Edited
http://www.amren.com/h/h.html
The Myth of
Hispanic Family Values
By no measure do Hispanics have
'strong family values.'
by Taylor Scott
American Renaissance, March 2004
In January 2004, President Bush proposed a "guest worker" program that would, in effect, grant amnesty to the eight to 14 million illegal immigrants living in the United States. Of this number, an estimated 90 percent are Hispanic, and nearly 80 percent of these are Mexican. They are said to be a wonderful addition to America because they not only offer cheap labor, they have "strong family values."
Hispanics themselves promote this idea, and President Bush endorses it. As Pedro Celis, Washington state chairman of the Republican National Hispanic Assembly says, "President Bush shares with the Hispanic community a strong sense of family values." During the 2000 campaign, Mr. Bush announced that "family values don’t stop at the Rio Grande River." Two years later, promoting amnesty for Mexican illegals whose relatives are here legally, Mr. Bush said, "I want to show our friends, the Mexicans, that we are compassionate. . . . We believe in family values."
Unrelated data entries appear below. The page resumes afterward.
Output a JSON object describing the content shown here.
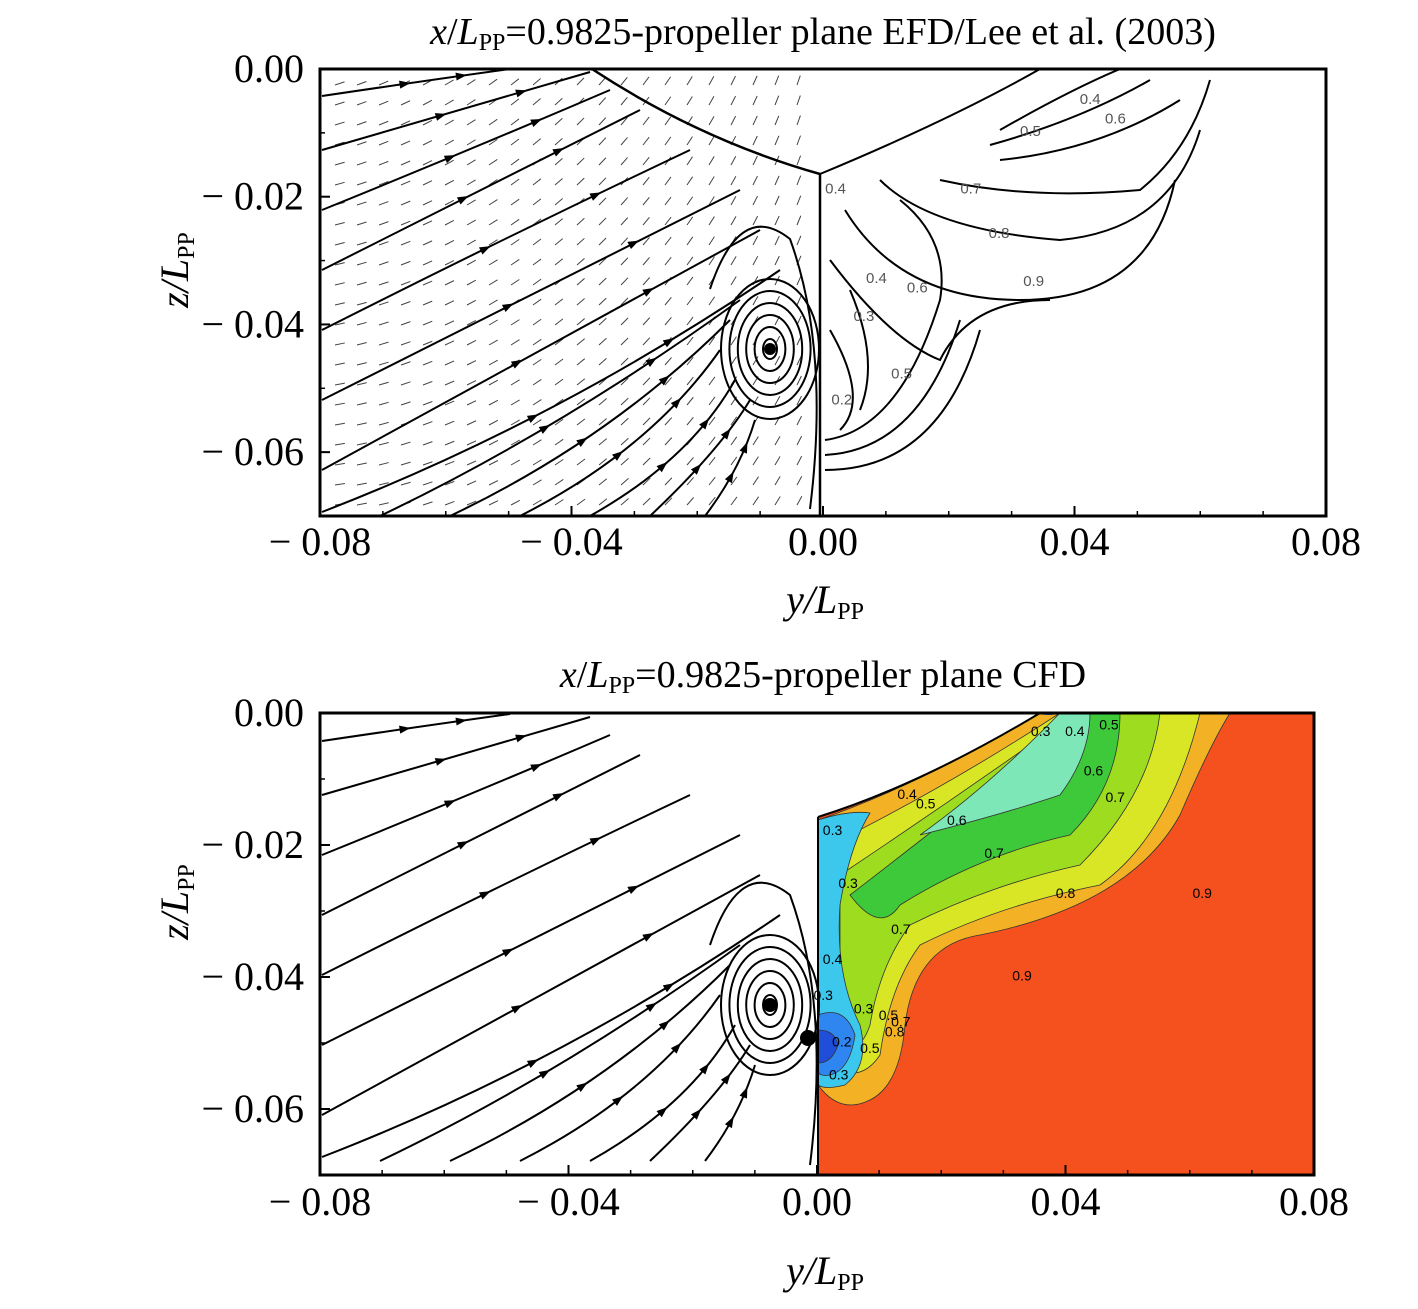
{
  "chart_data": [
    {
      "type": "contour",
      "title": {
        "var_x": "x",
        "var_L": "L",
        "subscript": "PP",
        "rest": "=0.9825-propeller plane EFD/Lee et al. (2003)"
      },
      "xlabel": {
        "var_y": "y",
        "var_L": "L",
        "subscript": "PP"
      },
      "ylabel": {
        "var_z": "z",
        "var_L": "L",
        "subscript": "PP"
      },
      "xlim": [
        -0.08,
        0.08
      ],
      "ylim": [
        0.0,
        -0.07
      ],
      "x_ticks": [
        "− 0.08",
        "− 0.04",
        "0.00",
        "0.04",
        "0.08"
      ],
      "x_tick_values": [
        -0.08,
        -0.04,
        0.0,
        0.04,
        0.08
      ],
      "y_ticks": [
        "0.00",
        "− 0.02",
        "− 0.04",
        "− 0.06"
      ],
      "y_tick_values": [
        0.0,
        -0.02,
        -0.04,
        -0.06
      ],
      "left_half": "streamlines and velocity vectors",
      "right_half": "axial velocity contour lines",
      "vortex_center": [
        -0.0085,
        -0.0435
      ],
      "contour_labels": [
        {
          "label": "0.4",
          "y": 0.0425,
          "z": -0.0055
        },
        {
          "label": "0.5",
          "y": 0.033,
          "z": -0.0105
        },
        {
          "label": "0.6",
          "y": 0.0465,
          "z": -0.0085
        },
        {
          "label": "0.7",
          "y": 0.0235,
          "z": -0.0195
        },
        {
          "label": "0.8",
          "y": 0.028,
          "z": -0.0265
        },
        {
          "label": "0.9",
          "y": 0.0335,
          "z": -0.034
        },
        {
          "label": "0.4",
          "y": 0.002,
          "z": -0.0195
        },
        {
          "label": "0.4",
          "y": 0.0085,
          "z": -0.0335
        },
        {
          "label": "0.3",
          "y": 0.0065,
          "z": -0.0395
        },
        {
          "label": "0.6",
          "y": 0.015,
          "z": -0.035
        },
        {
          "label": "0.5",
          "y": 0.0125,
          "z": -0.0485
        },
        {
          "label": "0.2",
          "y": 0.003,
          "z": -0.0525
        }
      ]
    },
    {
      "type": "contour",
      "title": {
        "var_x": "x",
        "var_L": "L",
        "subscript": "PP",
        "rest": "=0.9825-propeller plane CFD"
      },
      "xlabel": {
        "var_y": "y",
        "var_L": "L",
        "subscript": "PP"
      },
      "ylabel": {
        "var_z": "z",
        "var_L": "L",
        "subscript": "PP"
      },
      "xlim": [
        -0.08,
        0.08
      ],
      "ylim": [
        0.0,
        -0.07
      ],
      "x_ticks": [
        "− 0.08",
        "− 0.04",
        "0.00",
        "0.04",
        "0.08"
      ],
      "x_tick_values": [
        -0.08,
        -0.04,
        0.0,
        0.04,
        0.08
      ],
      "y_ticks": [
        "0.00",
        "− 0.02",
        "− 0.04",
        "− 0.06"
      ],
      "y_tick_values": [
        0.0,
        -0.02,
        -0.04,
        -0.06
      ],
      "left_half": "streamlines",
      "right_half": "filled axial velocity contours",
      "vortex_center": [
        -0.0085,
        -0.0445
      ],
      "levels": [
        0.2,
        0.3,
        0.4,
        0.5,
        0.6,
        0.7,
        0.8,
        0.9
      ],
      "level_colors": [
        "#1f4fd8",
        "#2f86f0",
        "#3cc8ec",
        "#7de7b8",
        "#3ec93a",
        "#9ddc1e",
        "#d9e626",
        "#f3b225",
        "#f4511e"
      ],
      "contour_labels": [
        {
          "label": "0.3",
          "y": 0.036,
          "z": -0.0035
        },
        {
          "label": "0.4",
          "y": 0.0415,
          "z": -0.0035
        },
        {
          "label": "0.5",
          "y": 0.047,
          "z": -0.0025
        },
        {
          "label": "0.6",
          "y": 0.0445,
          "z": -0.0095
        },
        {
          "label": "0.7",
          "y": 0.048,
          "z": -0.0135
        },
        {
          "label": "0.4",
          "y": 0.0145,
          "z": -0.013
        },
        {
          "label": "0.5",
          "y": 0.0175,
          "z": -0.0145
        },
        {
          "label": "0.6",
          "y": 0.0225,
          "z": -0.017
        },
        {
          "label": "0.7",
          "y": 0.0285,
          "z": -0.022
        },
        {
          "label": "0.8",
          "y": 0.04,
          "z": -0.028
        },
        {
          "label": "0.9",
          "y": 0.062,
          "z": -0.028
        },
        {
          "label": "0.9",
          "y": 0.033,
          "z": -0.0405
        },
        {
          "label": "0.3",
          "y": 0.0025,
          "z": -0.0185
        },
        {
          "label": "0.3",
          "y": 0.005,
          "z": -0.0265
        },
        {
          "label": "0.7",
          "y": 0.0135,
          "z": -0.0335
        },
        {
          "label": "0.4",
          "y": 0.0025,
          "z": -0.038
        },
        {
          "label": "0.3",
          "y": 0.001,
          "z": -0.0435
        },
        {
          "label": "0.3",
          "y": 0.0075,
          "z": -0.0455
        },
        {
          "label": "0.5",
          "y": 0.0115,
          "z": -0.0465
        },
        {
          "label": "0.7",
          "y": 0.0135,
          "z": -0.0475
        },
        {
          "label": "0.8",
          "y": 0.0125,
          "z": -0.049
        },
        {
          "label": "0.2",
          "y": 0.004,
          "z": -0.0505
        },
        {
          "label": "0.5",
          "y": 0.0085,
          "z": -0.0515
        },
        {
          "label": "0.3",
          "y": 0.0035,
          "z": -0.0555
        }
      ]
    }
  ]
}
To praise Hispanic "family values" is to imply that the social and moral character of Hispanics is superior to that of other Americans. Presumably this means Hispanics are particularly likely to marry, have children within wedlock, support their families, care for their children, and set a good example for them. In fact, none of this is true. By virtually every significant social measure, Hispanics rank below whites and even, on occasion, below blacks. Strong Hispanic "family values" are a myth.
Probably the single best indicator of the strength of "family values" in any community is the illegitimacy rate. As the graph to the left shows, fully 42 percent of Hispanic women who gave birth in 1999 were unmarried. The black rate of 69 percent was even worse, and the white rate of 22 percent is hardly admirable, but Hispanics were still nearly twice as likely as whites to have illegitimate children.